The input question is categorized into the respective category and an SQL statement is then framed my parsing the question in top-down approach.
This SQL statement is then used to query the respective database to obtain the answer.
- Core NLP Parser
- NLTK
- Wordnet
- SQLite
- from nltk.parse import CoreNLPParser (Runs on localhost:9000)
- pos_tagger = CoreNLPParser(url='http://localhost:9000', tagtype='pos')
- nltk.download('wordnet')
- from nltk.corpus import wordnet
- from nltk.tree import *
- import sqlite3
- Run Code: Run the code in command line as:
python <filename>.py "input.txt" "output.txt"
The output in the command line are some results from our implementation The output of the project is written to a textfile named "output.txt"

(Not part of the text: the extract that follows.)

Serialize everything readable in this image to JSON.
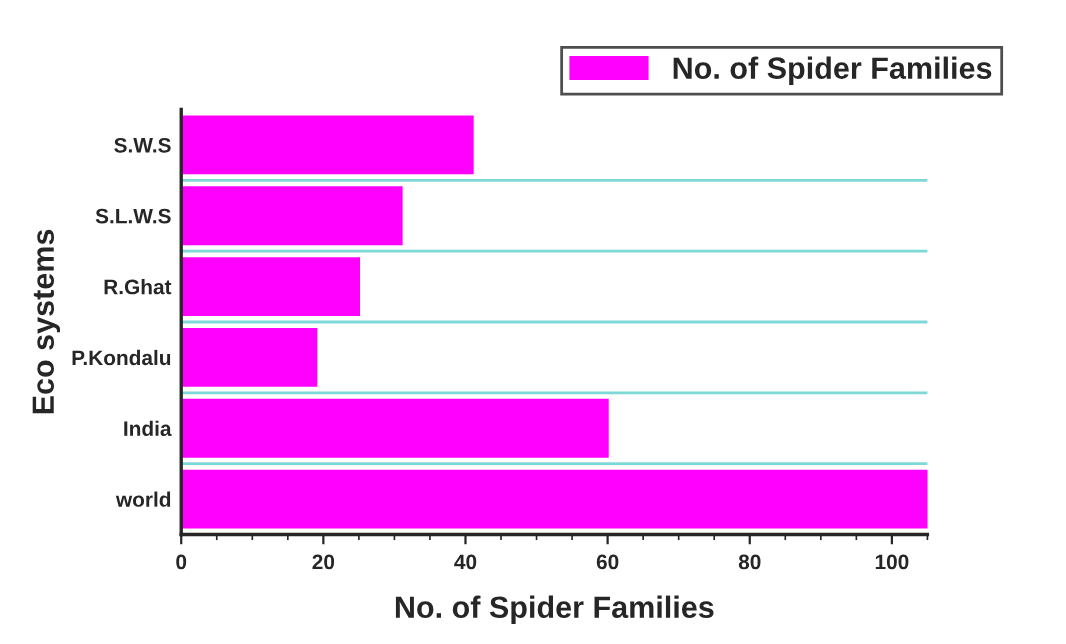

- WordNet: This project uses WordNet for categorizing the questions. Some important commands to run before executing:
nltk.download('wordnet')
- Stanford/CoreNLP: This project uses CoreNLPPaser integrated into nltk
from nltk.parse import CoreNLPParser
Runs on localhost:9000
- Python Files:
Main Script - ssagi2_mkandi3
Categorization Script - NLP_Part1_Category.py
WordNet Similarity Script - NLP_Part1_Similarity_WordNet.py
Movies Category Script - movies_Category.py
Music Category Script - music_Category.py
Geography Category Script - geography_Category.py
Database Script - Quering_On_Database.py
-> For more details on how to install and CoreNLP API in NLTK, visit: https://github.com/nltk/nltk/wiki/Stanford-CoreNLP-API-in-NLTK
-> Run command to start CoreNLP running:
java -mx4g -cp "*" edu.stanford.nlp.pipeline.StanfordCoreNLPServer \
-preload tokenize,ssplit,pos,lemma,ner,parse,depparse \
-status_port 9000 -port 9000 -timeout 15000 &